4: Scots voting no to independence would be an astonishing act of self-harm

Mr Monbiot’s argument on this subject is convincing.

England is dysfunctional, corrupt and vastly unequal. Who on earth would want to be tied to such a country?

Edited extract from Guardian article

Barbara Panvel [email protected]

See the original at: http://www.monbiot.com/2014/09/02/someone-elses-story/

To vote no is to choose to live under a political system that sustains one of the rich world’s highest levels of inequality and deprivation. This is a system in which all major parties are complicit, which offers no obvious exit from a model that privileges neoliberal economics over other aspirations.

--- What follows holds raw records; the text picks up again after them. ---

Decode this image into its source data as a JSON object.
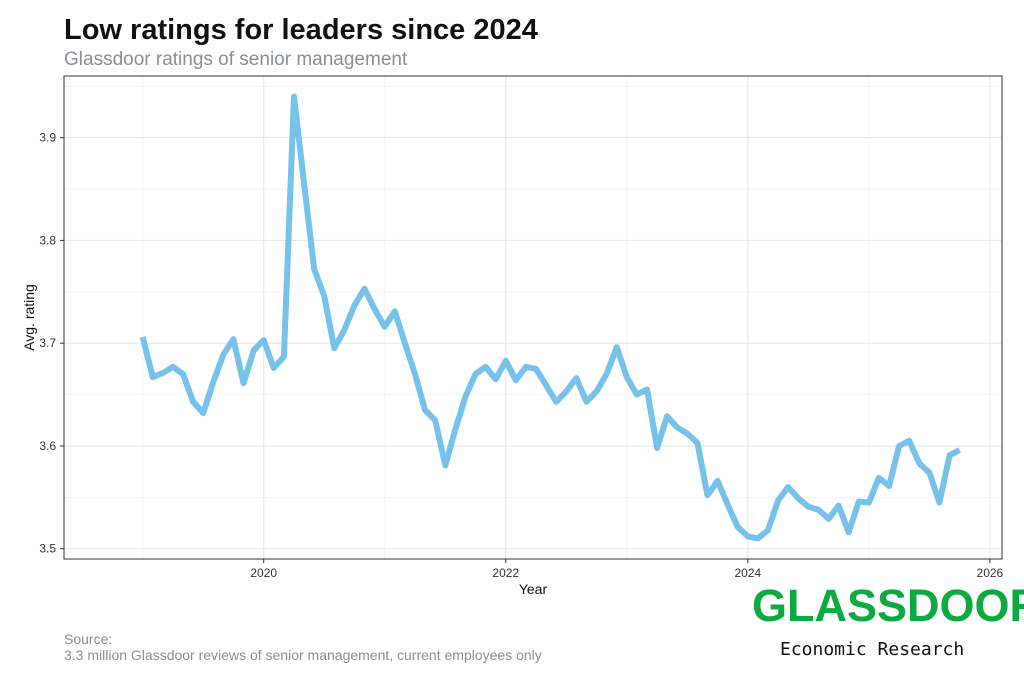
{
  "title": "Low ratings for leaders since 2024",
  "subtitle": "Glassdoor ratings of senior management",
  "source_label": "Source:",
  "source_text": "3.3 million Glassdoor reviews of senior management, current employees only",
  "logo": {
    "text": "GLASSDOOR",
    "tm": "™",
    "subtitle": "Economic Research",
    "color": "#0caa41"
  },
  "colors": {
    "line": "#77c2ea",
    "grid": "#e6e6e6",
    "panel_border": "#333333"
  },
  "chart_data": {
    "type": "line",
    "title": "Low ratings for leaders since 2024",
    "subtitle": "Glassdoor ratings of senior management",
    "xlabel": "Year",
    "ylabel": "Avg. rating",
    "xlim": [
      2018.35,
      2026.1
    ],
    "ylim": [
      3.49,
      3.96
    ],
    "x_ticks": [
      2020,
      2022,
      2024,
      2026
    ],
    "y_ticks": [
      3.5,
      3.6,
      3.7,
      3.8,
      3.9
    ],
    "grid": true,
    "legend": "none",
    "series": [
      {
        "x": [
          2019.0,
          2019.083,
          2019.167,
          2019.25,
          2019.333,
          2019.417,
          2019.5,
          2019.583,
          2019.667,
          2019.75,
          2019.833,
          2019.917,
          2020.0,
          2020.083,
          2020.167,
          2020.25,
          2020.333,
          2020.417,
          2020.5,
          2020.583,
          2020.667,
          2020.75,
          2020.833,
          2020.917,
          2021.0,
          2021.083,
          2021.167,
          2021.25,
          2021.333,
          2021.417,
          2021.5,
          2021.583,
          2021.667,
          2021.75,
          2021.833,
          2021.917,
          2022.0,
          2022.083,
          2022.167,
          2022.25,
          2022.333,
          2022.417,
          2022.5,
          2022.583,
          2022.667,
          2022.75,
          2022.833,
          2022.917,
          2023.0,
          2023.083,
          2023.167,
          2023.25,
          2023.333,
          2023.417,
          2023.5,
          2023.583,
          2023.667,
          2023.75,
          2023.833,
          2023.917,
          2024.0,
          2024.083,
          2024.167,
          2024.25,
          2024.333,
          2024.417,
          2024.5,
          2024.583,
          2024.667,
          2024.75,
          2024.833,
          2024.917,
          2025.0,
          2025.083,
          2025.167,
          2025.25,
          2025.333,
          2025.417,
          2025.5,
          2025.583,
          2025.667,
          2025.75
        ],
        "y": [
          3.706,
          3.667,
          3.671,
          3.677,
          3.67,
          3.643,
          3.632,
          3.662,
          3.689,
          3.704,
          3.661,
          3.693,
          3.703,
          3.676,
          3.687,
          3.94,
          3.856,
          3.772,
          3.746,
          3.695,
          3.713,
          3.737,
          3.753,
          3.733,
          3.716,
          3.731,
          3.7,
          3.67,
          3.635,
          3.625,
          3.581,
          3.616,
          3.648,
          3.67,
          3.677,
          3.665,
          3.683,
          3.664,
          3.677,
          3.675,
          3.659,
          3.643,
          3.653,
          3.666,
          3.643,
          3.653,
          3.67,
          3.696,
          3.667,
          3.65,
          3.655,
          3.598,
          3.629,
          3.618,
          3.612,
          3.603,
          3.552,
          3.566,
          3.543,
          3.521,
          3.512,
          3.51,
          3.518,
          3.547,
          3.56,
          3.549,
          3.541,
          3.538,
          3.529,
          3.542,
          3.516,
          3.546,
          3.545,
          3.569,
          3.561,
          3.6,
          3.605,
          3.583,
          3.574,
          3.545,
          3.591,
          3.596
        ]
      }
    ]
  }
}
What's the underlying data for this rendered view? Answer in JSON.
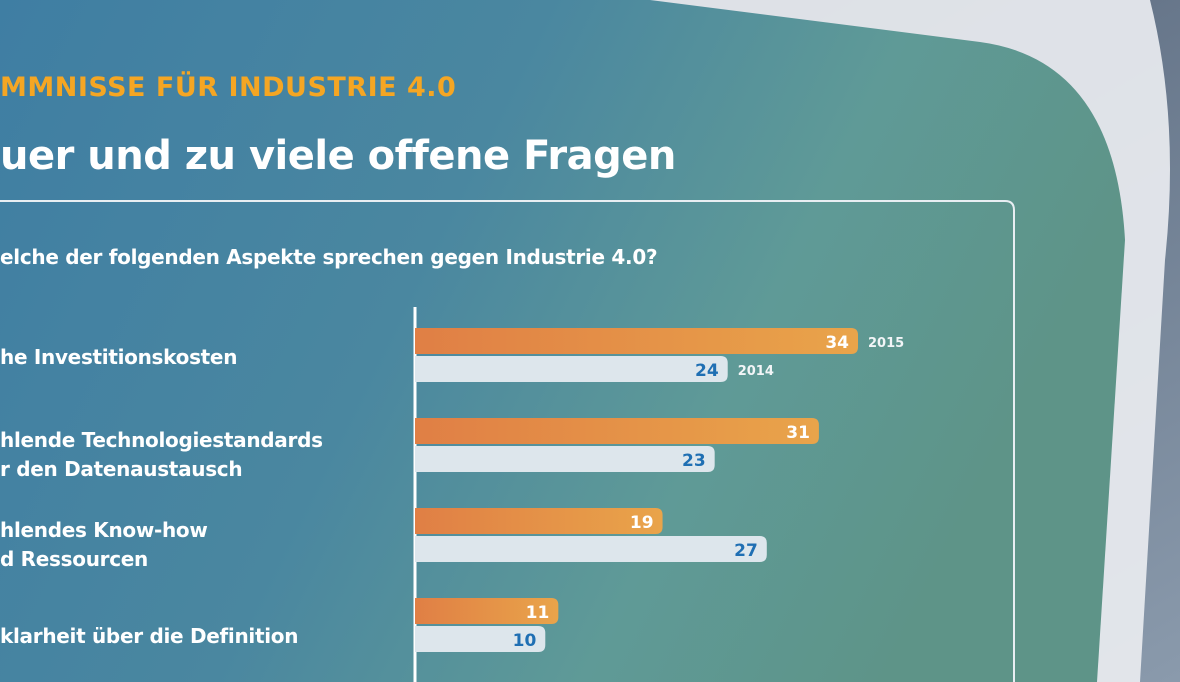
{
  "header": {
    "kicker": "MMNISSE FÜR INDUSTRIE 4.0",
    "title": "uer und zu viele offene Fragen"
  },
  "question": "elche der folgenden Aspekte sprechen gegen Industrie 4.0?",
  "colors": {
    "series_2015": "#e8893f",
    "series_2014": "#dde6ec",
    "label_2014": "#1f6fb3",
    "panel": "#4f8e99"
  },
  "chart_data": {
    "type": "bar",
    "orientation": "horizontal",
    "title": "uer und zu viele offene Fragen",
    "subtitle": "elche der folgenden Aspekte sprechen gegen Industrie 4.0?",
    "categories": [
      [
        "he Investitionskosten"
      ],
      [
        "hlende Technologiestandards",
        "r den Datenaustausch"
      ],
      [
        "hlendes Know-how",
        "d Ressourcen"
      ],
      [
        "klarheit über die Definition"
      ]
    ],
    "series": [
      {
        "name": "2015",
        "values": [
          34,
          31,
          19,
          11
        ]
      },
      {
        "name": "2014",
        "values": [
          24,
          23,
          27,
          10
        ]
      }
    ],
    "xlim": [
      0,
      34
    ],
    "grid": false,
    "data_labels": true
  }
}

It treats the natural world, civic life, equality, public health and effective public services as dispensable luxuries, and the freedom of the rich to exploit the poor as non-negotiable.

· Its lack of a codified constitution permits numberless abuses of power.

· It has failed to reform the House of Lords, royal prerogative, campaign finance and first-past-the-post voting (another triumph for the no brigade).

· It is dominated by a media owned by tax exiles, who, instructing their editors from their distant chateaux, play the patriotism card at every opportunity.

· The concerns of swing voters in marginal constituencies outweigh those of the majority;

· the concerns of corporations with no lasting stake in the country outweigh everything.

Broken, corrupt, dysfunctional, retentive: you want to be part of this?

Independence, as more Scots are beginning to see, offers people an opportunity to rewrite the political rules. To create a written constitution, the very process of which is engaging and transformative. To build an economy of benefit to everyone. To promote cohesion, social justice, the defence of the living planet and an end to wars of choice.

The currency debate

The Scots are told they will have no control over their own currency if they leave the UK. But they have none today. The monetary policy committee is based in London and bows to the banks. The pound’s strength, which damages the manufacturing Scotland seeks to promote, reflects the interests of the City.

To deny yourself independence, to remain subject to the whims of a distant and uncaring elite, to succumb to the bleak, deferential negativity of the no campaign; to accept other people’s myths in place of your own story: that would be an astonishing act of self-repudiation and self-harm. Consider yourselves independent and work backwards from there, then ask why you would sacrifice that freedom.